It’s a bird! It’s a plane! No, it’s Ramzi Fawaz!
The University of Wisconsin English professor presented the work he has done on his latest project “The New Mutants: Comic Book Superheroes and Popular Fantasy in Postwar America,” to an audience in Madison Thursday evening.
Fawaz’s book analyzes comic book literature that emerged after World War II, and explores the effects of American superheroes on the public by representing racial, gender and sexual minorities.
The book is scheduled to hit the shelves in spring 2015 and will be published with New York University Press as part of their Post-Millennial Pop Series.
Fawaz teaches courses in queer theory and culture, American popular culture and feminist culture. Outside of campus, he has helped with the formation of the Sexual Politics/Sexual Poetics Collective, a group of first year queer theory scholars that study across the country.
Fawaz said he became interested in superheroes at a young age. Struggling to make it through adolescence as a “flamboyant youth,” he said he turned to the characters of the popular “X-Men” series. Fawaz said he identified with how the characters were aware of their differences but still felt accepted because of their superhero family.
In the 1950s, comic books were seen as a symbol of juvenile delinquency and were not taken seriously as a form of literature, he said. As the 60s approached, comic books revamped their identity to become more of a cultural resource.
They sought to become more involved with current politics in an effort to spread messages of equality.
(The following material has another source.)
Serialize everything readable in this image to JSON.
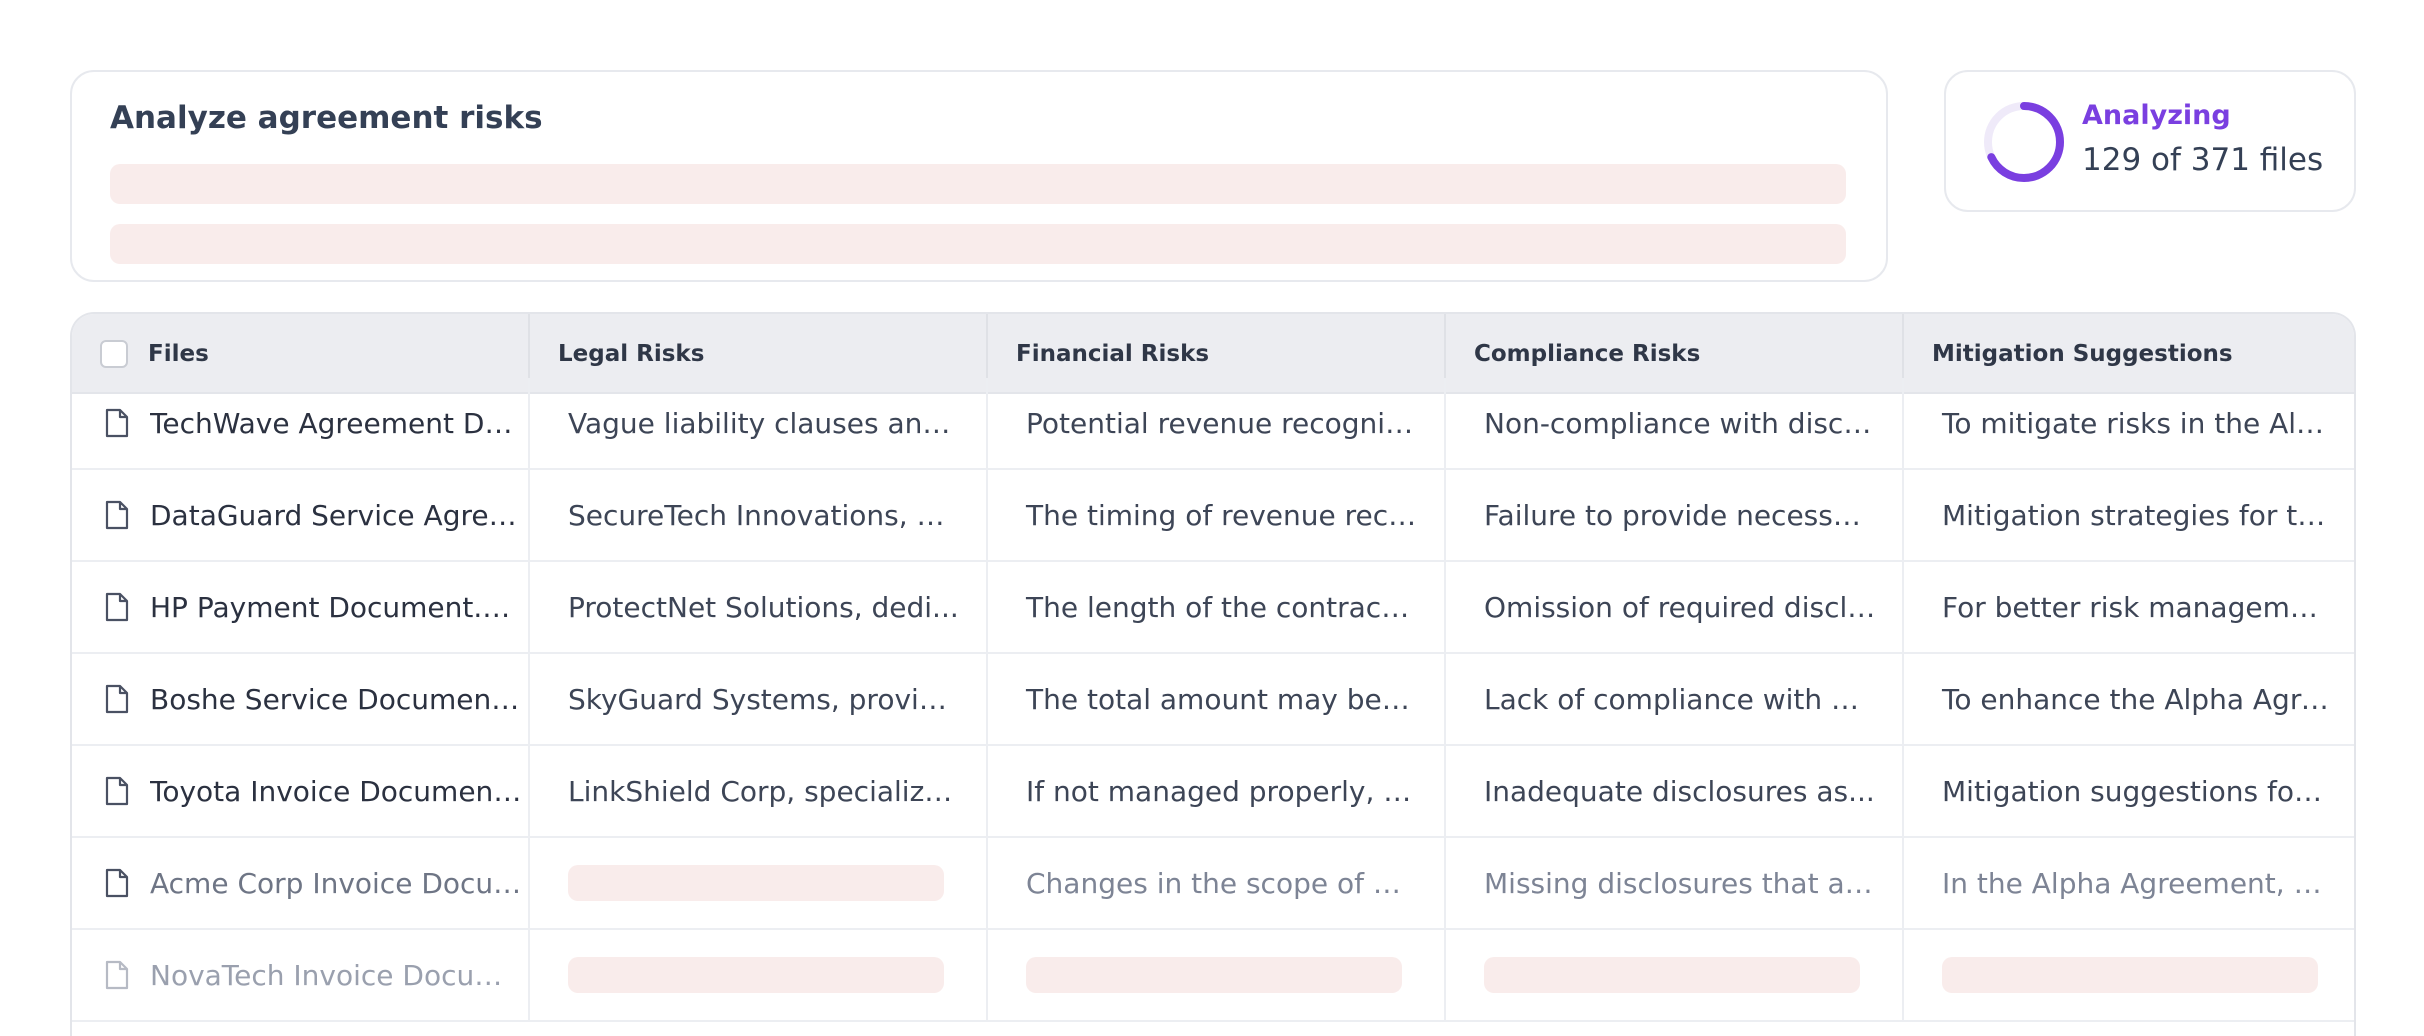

Around this time, famous works of literature such as “On the Road” and “Revolutionary Road” came onto the scene. These critiques of middle class highlighted the fracturing of families because of the pressure of societal norms.
Fawaz said the comic series “The Fantastic Four” helped shatter the typical family images by inserting common house items like pin-cushions and mops into the hands of their heroes.
He said “The Fantastic Four” helped provoke thought by depicting body vulnerability and showing four white, upper-class individuals as the minority. The characters assisted society in seeing differences as something to celebrate.
Comic books are currently seen as valid pieces of literature and are studied on college campuses across the nation, Fawaz said. He added that students are beginning to look more deeply into the works of the great Marvel writers. Fawaz even suggested that the creator of Spider-Man, Stan Lee, is this generation’s Homer.